Ashton Agar: six facts to learn about new Aussie cricket hero
The 19-year-old Australian hero of Trent Bridge was still playing club cricket two months ago
AUSTRALIAN cricket has a new hero in the form of Ashton Agar, the 19-year-old spin bowler who wrote his name into Ashes folklore with an extraordinary debut innings of 98 today. The teenager came into bat at number 11 with his team in disarray at 117-9, but together with Phillip Hughes helped give Australia a crucial first innings lead of 65.
Records tumbled during his remarkable stay at the crease and the Cricinfo statistics website even crashed under the strain of keeping up with the milestones.
He was eventually caught in the deep, trying to reach his century off the bowling of Stuart Broad. But although he fell agonisingly short of what would have been one of the greatest Test centuries ever, he was given a huge standing ovation by the Trent Bridge crowd.
He re-wrote the record books as he registered not only his best first class score but also the highest-ever Test score by a number 11. He and Hughes also put on a Test record 163-run 10th wicket partnership.

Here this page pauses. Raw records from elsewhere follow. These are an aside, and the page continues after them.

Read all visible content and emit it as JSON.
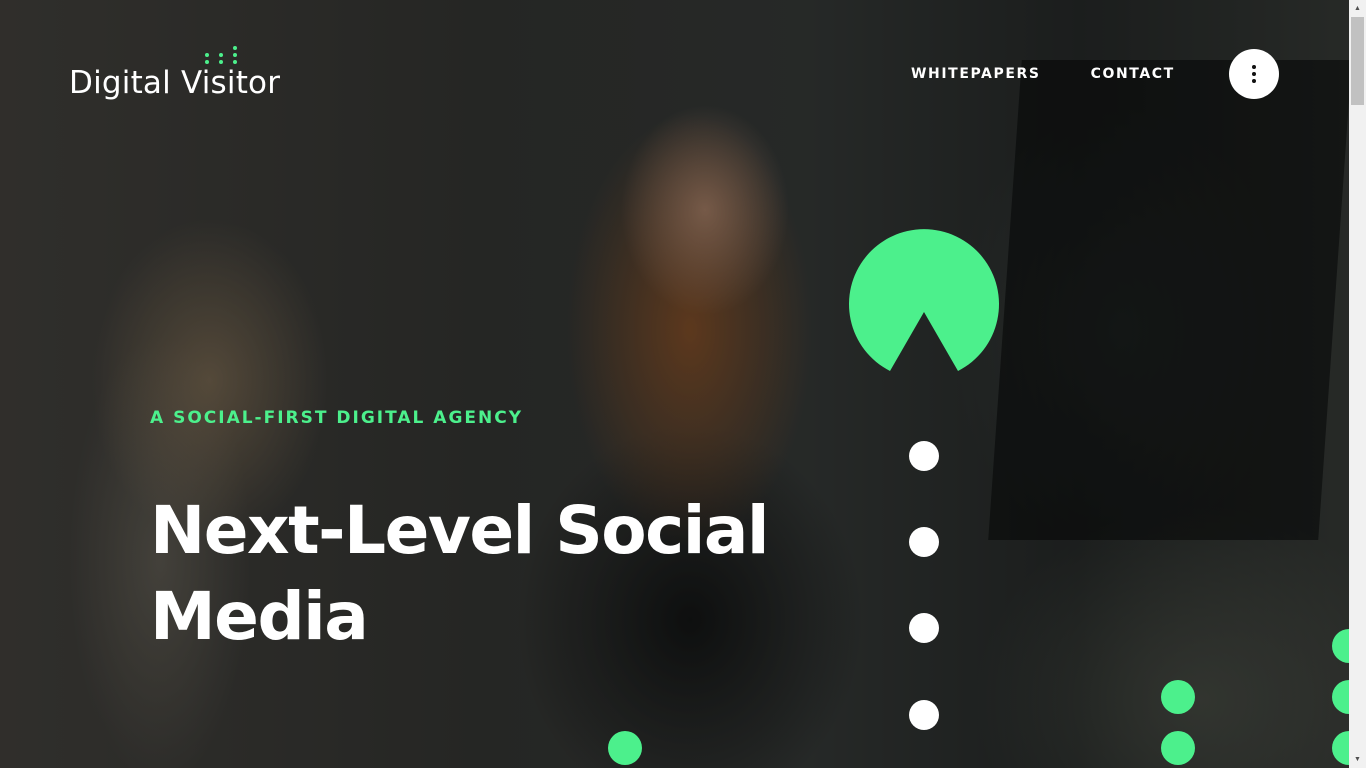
{
  "brand": {
    "logo_text": "Digital Visitor",
    "accent_color": "#4cf08c"
  },
  "nav": {
    "items": [
      {
        "label": "WHITEPAPERS"
      },
      {
        "label": "CONTACT"
      }
    ],
    "menu_icon": "kebab-menu-icon"
  },
  "hero": {
    "eyebrow": "A SOCIAL-FIRST DIGITAL AGENCY",
    "headline": "Next-Level Social Media"
  },
  "icons": {
    "pacman": "pacman-icon",
    "dots": "dot-icon"
  }
}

Here are six things you almost certainly won't know about the teenage prodigy:
He was playing club cricket in May: He's not a complete novice, but Agar only made his debut for Western Australia this year and began the English season playing 50-over cricket for Henley in the Home Counties Premier League. He was given an 'internship' on the doomed Australian tour of India in the spring and was added to the Australia A squad in June. When coach Darren Lehmann took over the first team, he called Agar into the Ashes squad and handed him a shock debut.
He wanted to be a lawyer: His future would now appear to be in cricket, but Agar had planned to become a lawyer if his sporting career failed to take off. The teenager grew up in Melbourne, won a place to study law at Deakin University in Victoria, but put his studies on hold to pursue his cricketing dreams - a decision that appears to have paid off.
He has Sri Lankan heritage: Ashton's maternal grandfather was Sinhalese and played cricket for Dharmarajah College in Kandy. His Australian father represented a league side in Melbourne. Former Aussie spinner Ashley Mallett told the Melbourne Age that his background "may have something to do with his smooth and natural way of spinning a ball". He explained: "In Sri Lanka the spinners bowl naturally. They are not over-coached." Others have likened him to New Zealand bowler Daniel Vettori. But although he is considered a bowler, it's his batting that has made his name.
He is young, but confident: Agar had not even been born when Shane Warne announced himself to England with the 'Ball of the Century' against Mike Gatting in 1993. However, his innings against England has made just as big an impression as Warne's fizzing leg-break and could help make him as iconic a figure. Agar probably won't be fazed. He was presented with his 'Baggy Green' cap by another Australian great, Glenn McGrath, on Wednesday, and had the temerity to high-five the legendary fast bowler.
He needs a new nickname: According to the Daily Telegraph, Agar's team-mates at Henley christened him 'Scotty' because of his likeness to Australian golfer Adam Scott, who won the US Masters earlier this year. If that is fairly uninspiring, the Cricket Australia website is even less inventive - it says his nickname is Ash. A rather better effort has already been coined by England fans, who have swiftly dubbed him 'Agar the 'Orrible' in tribute to the old newspaper cartoon about a Viking.
He's got two younger brothers: Ashton may not be the only Agar to torment England. His younger brothers Wes, 16, and Will, 17, are also pretty handy cricketers. Like him they are making their way through the Cricket Victoria elite junior system. They and Ashton's parents, Sonia and John, flew to England to see his debut when they found out he was playing two days before the match. They arrived at Trent Bridge just in time to see him collect his cap from McGrath.